To survey the current use and future plans for image-guided brachytherapy (BT) for cervical cancer by radiation oncologists in Canada.
Canadian radiation oncologists treating gynecologic malignancies were identified in January 2009. A 29-item questionnaire (English and French) querying the current practice in the use of imaging in BT planning, and plans for transition to three-dimensional (3D) image guidance for BT for cervical cancer (curative intent, intact cervix), was electronically circulated. Questionnaire responses were tabulated and analyzed by respondent and by center.

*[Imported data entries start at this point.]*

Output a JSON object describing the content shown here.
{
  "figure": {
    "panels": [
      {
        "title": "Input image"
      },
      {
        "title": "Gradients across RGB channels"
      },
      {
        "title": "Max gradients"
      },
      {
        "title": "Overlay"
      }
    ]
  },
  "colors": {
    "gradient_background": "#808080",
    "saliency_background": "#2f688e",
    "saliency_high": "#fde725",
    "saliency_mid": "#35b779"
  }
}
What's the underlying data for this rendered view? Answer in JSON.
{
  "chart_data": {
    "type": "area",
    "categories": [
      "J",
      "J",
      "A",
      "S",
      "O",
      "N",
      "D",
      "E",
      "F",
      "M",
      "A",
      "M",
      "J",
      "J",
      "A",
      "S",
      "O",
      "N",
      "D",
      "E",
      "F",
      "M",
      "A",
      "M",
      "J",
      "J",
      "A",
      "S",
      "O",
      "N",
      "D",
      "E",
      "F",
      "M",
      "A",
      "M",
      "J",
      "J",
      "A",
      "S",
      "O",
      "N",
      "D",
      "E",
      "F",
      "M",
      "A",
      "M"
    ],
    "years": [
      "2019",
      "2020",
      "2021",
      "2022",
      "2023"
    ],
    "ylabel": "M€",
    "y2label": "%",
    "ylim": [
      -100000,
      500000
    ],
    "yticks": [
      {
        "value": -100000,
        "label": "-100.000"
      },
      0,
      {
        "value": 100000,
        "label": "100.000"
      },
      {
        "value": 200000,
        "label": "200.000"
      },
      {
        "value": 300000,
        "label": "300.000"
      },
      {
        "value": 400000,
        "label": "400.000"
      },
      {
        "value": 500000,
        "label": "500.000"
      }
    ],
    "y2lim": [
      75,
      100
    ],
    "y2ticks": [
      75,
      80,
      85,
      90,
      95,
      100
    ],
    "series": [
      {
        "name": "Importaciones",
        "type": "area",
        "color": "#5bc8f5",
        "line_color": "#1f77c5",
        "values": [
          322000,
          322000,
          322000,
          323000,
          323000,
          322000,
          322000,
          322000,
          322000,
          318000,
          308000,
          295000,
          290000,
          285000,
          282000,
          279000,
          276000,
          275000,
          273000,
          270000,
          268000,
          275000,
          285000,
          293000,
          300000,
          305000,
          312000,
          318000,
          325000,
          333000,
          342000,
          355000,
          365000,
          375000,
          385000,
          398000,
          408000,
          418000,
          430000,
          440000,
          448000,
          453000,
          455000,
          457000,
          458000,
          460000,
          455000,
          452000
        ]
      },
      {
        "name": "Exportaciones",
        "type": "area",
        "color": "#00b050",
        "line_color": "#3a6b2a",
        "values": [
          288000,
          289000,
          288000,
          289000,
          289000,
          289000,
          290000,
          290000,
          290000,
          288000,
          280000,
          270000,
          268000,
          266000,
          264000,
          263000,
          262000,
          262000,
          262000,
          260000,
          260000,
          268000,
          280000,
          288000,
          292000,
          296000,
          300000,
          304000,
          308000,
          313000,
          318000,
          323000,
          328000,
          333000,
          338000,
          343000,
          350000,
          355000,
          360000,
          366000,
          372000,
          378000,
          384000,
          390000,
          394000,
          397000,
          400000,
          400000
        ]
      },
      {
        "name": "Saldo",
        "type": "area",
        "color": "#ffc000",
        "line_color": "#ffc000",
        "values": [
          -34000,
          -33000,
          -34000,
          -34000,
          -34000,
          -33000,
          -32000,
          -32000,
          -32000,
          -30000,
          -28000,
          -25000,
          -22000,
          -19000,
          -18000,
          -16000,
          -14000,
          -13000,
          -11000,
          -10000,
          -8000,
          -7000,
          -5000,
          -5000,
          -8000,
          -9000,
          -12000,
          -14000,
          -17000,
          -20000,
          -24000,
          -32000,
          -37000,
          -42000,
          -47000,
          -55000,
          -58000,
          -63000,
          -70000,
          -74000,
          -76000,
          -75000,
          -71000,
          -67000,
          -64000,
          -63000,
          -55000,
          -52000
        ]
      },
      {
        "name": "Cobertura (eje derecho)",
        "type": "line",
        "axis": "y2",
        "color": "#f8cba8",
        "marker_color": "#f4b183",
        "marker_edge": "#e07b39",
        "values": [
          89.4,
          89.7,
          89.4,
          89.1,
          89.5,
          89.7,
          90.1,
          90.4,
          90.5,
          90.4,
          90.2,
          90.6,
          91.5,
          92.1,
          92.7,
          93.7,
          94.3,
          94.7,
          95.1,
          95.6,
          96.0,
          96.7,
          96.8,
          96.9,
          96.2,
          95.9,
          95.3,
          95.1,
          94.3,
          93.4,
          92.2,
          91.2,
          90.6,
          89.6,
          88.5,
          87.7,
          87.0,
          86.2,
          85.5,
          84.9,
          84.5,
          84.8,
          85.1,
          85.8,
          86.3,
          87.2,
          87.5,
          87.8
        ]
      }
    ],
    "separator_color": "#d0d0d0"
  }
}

Response rate was 62% (36 of 58 radiation oncologists), representing 71% (22 of 31) of Canadian radiation oncology centers with a gynecologic BT facility. Most of the centers were using high-dose-rate BT (68%), followed by low-dose-rate BT (23%) and pulsed dose-rate BT (10%). Main imaging used for treatment planning by center was plain X-ray (50%), computerized tomography (CT) (45%), and magnetic resonance imaging (MRI) (5%). For respondents using CT or MRI for planning, point A was the most common dose prescription point (50%), followed by gross tumor volume/clinical target volume as per Groupe Européen de Curiethérapie and the European Society for Therapeutic Radiology and Oncology guidelines (44%). For centers using plain X-rays for planning, 73% planned to transition to a 3D image-based approach, with the majority to adopt CT imaging. Eighty percent of respondents agreed that 3D image-guided BT should become standard of care for treatment of cervical cancer in Canada, and additionally support the development of national guidelines.
Most of the Canadian radiation oncologists surveyed and Canadian cancer centers are either using 3D imaging and planning or transitioning to a 3D image-based approach within the next year. Point A remained a commonly documented prescription point. Access to MRI was very low. These results may lead to national treatment guidelines.